Quer seja o poder, a juventude devolvida, o prazer ou o orgulho de produzir uma obra artística definitiva a figura do diabo, com sua mitologia ligada de modo intenso ao inconsciente coletivo da humanidade, sempre aparece propondo um pacto, um acordo, uma composição, um contrato, que parece ser vantajoso em um primeiro momento, mas que sempre tem, no seu contraponto, a dureza excessiva no preço a ser pago em contrapartida pela prestação do serviço.

Simbolicamente, Mefistófeles pode ser identificado (como faz Marshall Berman no ensaio clássico: Tudo que é sólido desmancha no ar) com a força descomunal do capital que arrasa a terra e trucida o mundo natural para oferecer poder ao homem.

Apesar disso, Mefistófeles pode aparecer como um conteúdo psíquico de qualquer um (inclusive daqueles que, por falta de estimulo, tempo, interesse ou capacidade nunca leram um livro) travestido com os signos de um propositor de pactos sedutores de poder.

Ultimamente não tenho encontrado outra explicação para o momento que vivemos no Brasil, em meio a uma pandemia monstruosa que já ceifou, no momento em que escrevo esse texto, mais de 200 mil vidas, que não as que a literatura me emprestou nesses meus 46 anos de vida nesse país.

Entender como é possível que uma parcela ainda substancial de meus compatriotas ainda dê sustentação e apoio a figura de Jair Bolsonaro, que cultiva tão diligentemente as duas piores características coletivas do brasileiro (a ignorância e a falta de respeito pelo outro), só parece fazer sentido para mim quando vejo esse embaraçoso fenômeno a luz do pacto faustico descrito por Goethe, Marlowe, Mann e Lessing.

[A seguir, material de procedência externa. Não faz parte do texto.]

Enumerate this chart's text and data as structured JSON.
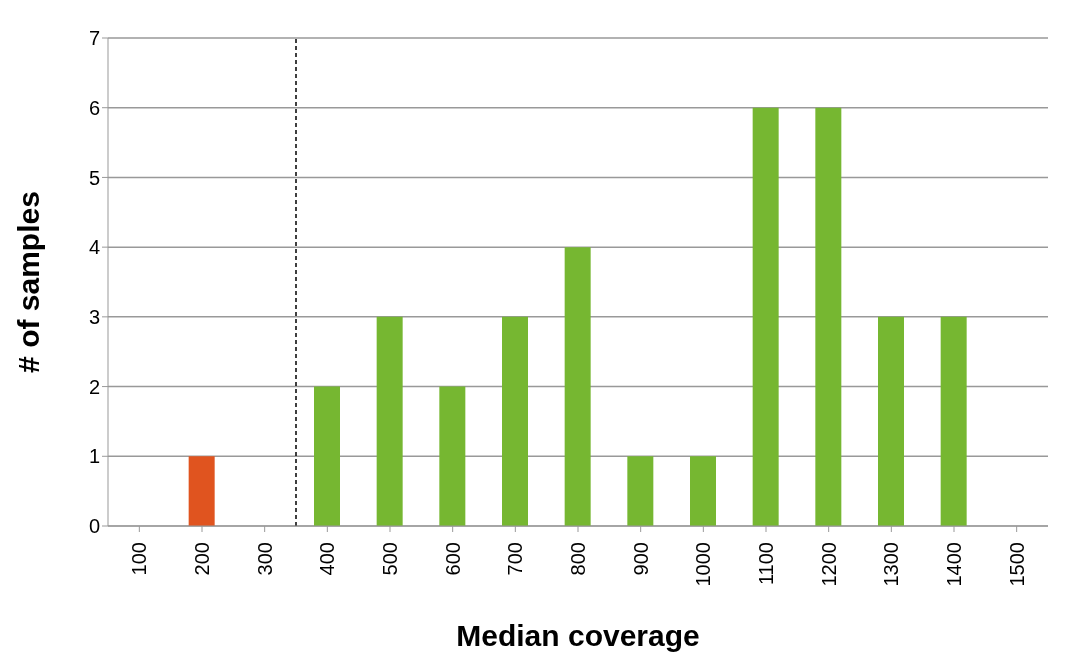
{
  "chart_data": {
    "type": "bar",
    "xlabel": "Median coverage",
    "ylabel": "# of samples",
    "x": [
      100,
      200,
      300,
      400,
      500,
      600,
      700,
      800,
      900,
      1000,
      1100,
      1200,
      1300,
      1400,
      1500
    ],
    "values": [
      0,
      1,
      0,
      2,
      3,
      2,
      3,
      4,
      1,
      1,
      6,
      6,
      3,
      3,
      0
    ],
    "colors": [
      "#76b731",
      "#e0541f",
      "#76b731",
      "#76b731",
      "#76b731",
      "#76b731",
      "#76b731",
      "#76b731",
      "#76b731",
      "#76b731",
      "#76b731",
      "#76b731",
      "#76b731",
      "#76b731",
      "#76b731"
    ],
    "xlim": [
      50,
      1550
    ],
    "xticks": [
      100,
      200,
      300,
      400,
      500,
      600,
      700,
      800,
      900,
      1000,
      1100,
      1200,
      1300,
      1400,
      1500
    ],
    "ylim": [
      0,
      7
    ],
    "yticks": [
      0,
      1,
      2,
      3,
      4,
      5,
      6,
      7
    ],
    "grid": "y",
    "ref_lines": [
      {
        "axis": "x",
        "value": 350,
        "color": "#000000",
        "line_style": "dashed"
      }
    ]
  }
}
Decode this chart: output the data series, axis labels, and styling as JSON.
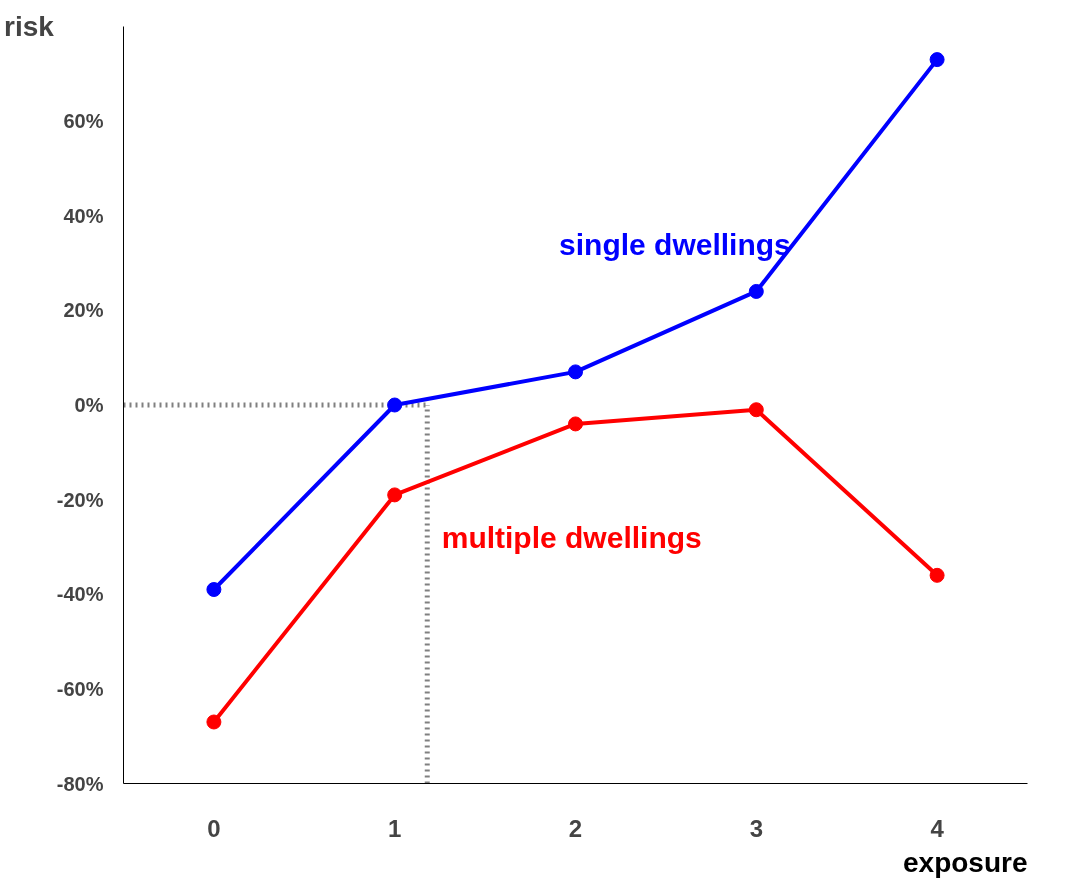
{
  "chart_data": {
    "type": "line",
    "xlabel": "exposure",
    "ylabel": "risk",
    "x": [
      0,
      1,
      2,
      3,
      4
    ],
    "series": [
      {
        "name": "single dwellings",
        "color": "#0000ff",
        "values": [
          -39,
          0,
          7,
          24,
          73
        ]
      },
      {
        "name": "multiple dwellings",
        "color": "#ff0000",
        "values": [
          -67,
          -19,
          -4,
          -1,
          -36
        ]
      }
    ],
    "xlim": [
      -0.5,
      4.5
    ],
    "xticks": [
      0,
      1,
      2,
      3,
      4
    ],
    "ylim": [
      -80,
      80
    ],
    "yticks": [
      {
        "value": -80,
        "label": "-80%"
      },
      {
        "value": -60,
        "label": "-60%"
      },
      {
        "value": -40,
        "label": "-40%"
      },
      {
        "value": -20,
        "label": "-20%"
      },
      {
        "value": 0,
        "label": "0%"
      },
      {
        "value": 20,
        "label": "20%"
      },
      {
        "value": 40,
        "label": "40%"
      },
      {
        "value": 60,
        "label": "60%"
      }
    ],
    "ref_lines": [
      {
        "axis": "y",
        "value": 0,
        "color": "#808080",
        "line_style": "dotted"
      },
      {
        "axis": "x",
        "value": 1.18,
        "color": "#808080",
        "line_style": "dotted"
      }
    ],
    "grid": false,
    "marker": "circle",
    "line_style": "solid"
  }
}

Ainda mais quando as narrativas usadas pelo grupo que o apoia mudam toda a semana, transformando a arte da mentira, na qual o diabo é mestre absoluto, em uma política oficial de governo.

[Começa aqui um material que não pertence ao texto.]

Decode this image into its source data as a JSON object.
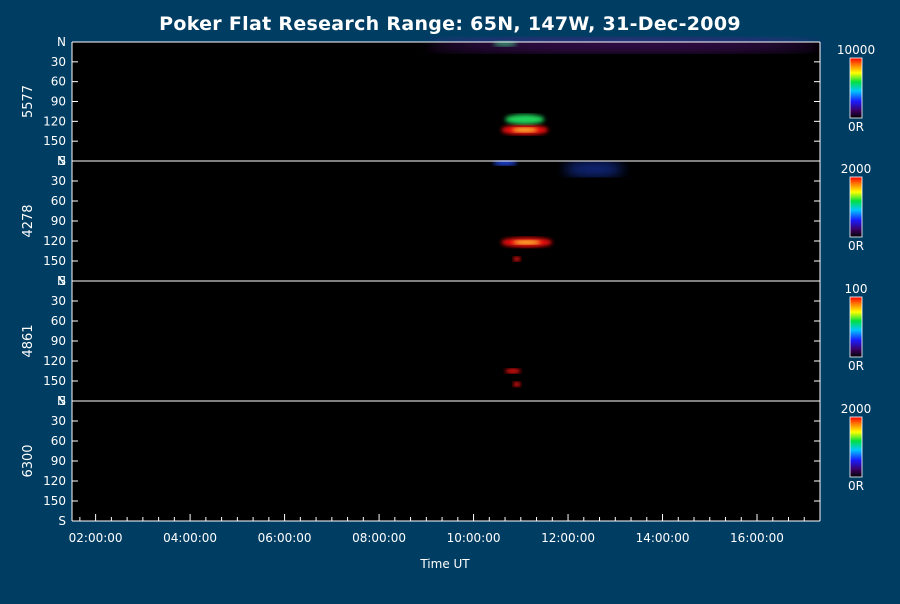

Esse cenário fica ainda mais inquietante quando a gente vê a quantidade de pessoas que se dizem cristãs e seguem fanaticamente esse falso messias, que atua dia e noite para ampliar o alcance de destruição desse vírus desgraçado que sufoca e mata as pessoas que amamos.

No fim das contas, é bem provável que Harold Bloom esteja mesmo certo em apontar que há uma paixão recalcada no cristianismo evangélico norte americano (muito influente no Brasil de Bolsonaro) pela figura de Satanás. Basta ver o modo como o próprio John Milton, que era um puritano calvinista, no seu poema O Paraíso Perdido, tornou Lúcifer um personagem muito mais sedutor, em sua desobediência ontológica contra Deus, do que o próprio Cristo.

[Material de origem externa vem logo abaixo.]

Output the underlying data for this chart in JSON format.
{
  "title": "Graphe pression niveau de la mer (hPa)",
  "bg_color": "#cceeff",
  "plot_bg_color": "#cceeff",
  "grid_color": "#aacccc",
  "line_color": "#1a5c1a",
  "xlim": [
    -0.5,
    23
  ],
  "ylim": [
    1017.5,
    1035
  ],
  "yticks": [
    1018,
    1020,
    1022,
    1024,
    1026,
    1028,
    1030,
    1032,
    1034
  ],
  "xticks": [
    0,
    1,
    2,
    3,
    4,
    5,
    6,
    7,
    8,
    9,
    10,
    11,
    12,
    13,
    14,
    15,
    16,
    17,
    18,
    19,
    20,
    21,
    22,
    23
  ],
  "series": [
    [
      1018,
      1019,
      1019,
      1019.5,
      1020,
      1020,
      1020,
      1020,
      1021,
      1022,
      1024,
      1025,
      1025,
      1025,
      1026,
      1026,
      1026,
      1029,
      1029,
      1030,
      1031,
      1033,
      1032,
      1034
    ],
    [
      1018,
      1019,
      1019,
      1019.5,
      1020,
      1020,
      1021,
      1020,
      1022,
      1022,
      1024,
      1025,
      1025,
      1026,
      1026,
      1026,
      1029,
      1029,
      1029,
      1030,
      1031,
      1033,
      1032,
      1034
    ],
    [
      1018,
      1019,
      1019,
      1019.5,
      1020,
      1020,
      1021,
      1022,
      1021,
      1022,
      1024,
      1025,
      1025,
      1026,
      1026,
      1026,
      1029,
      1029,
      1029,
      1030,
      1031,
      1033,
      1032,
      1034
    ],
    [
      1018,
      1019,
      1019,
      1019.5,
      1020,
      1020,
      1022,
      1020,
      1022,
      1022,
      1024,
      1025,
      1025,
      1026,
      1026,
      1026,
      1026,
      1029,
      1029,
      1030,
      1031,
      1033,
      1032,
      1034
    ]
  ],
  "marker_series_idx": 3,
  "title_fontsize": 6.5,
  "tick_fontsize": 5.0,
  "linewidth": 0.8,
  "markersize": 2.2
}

Vendo hoje tanta gente no Brasil que ainda acredita nas declarações de Bolsonaro e dos seus capangas; e que ainda encontra justificativa para a sua ação genocida no governo do país, só posso pensar como o personagem de Thomas Mann no Doktor Faustos e dizer nessas melancólicas linhas que encerram esse texto: “quem crê no diabo, já lhe pertence”.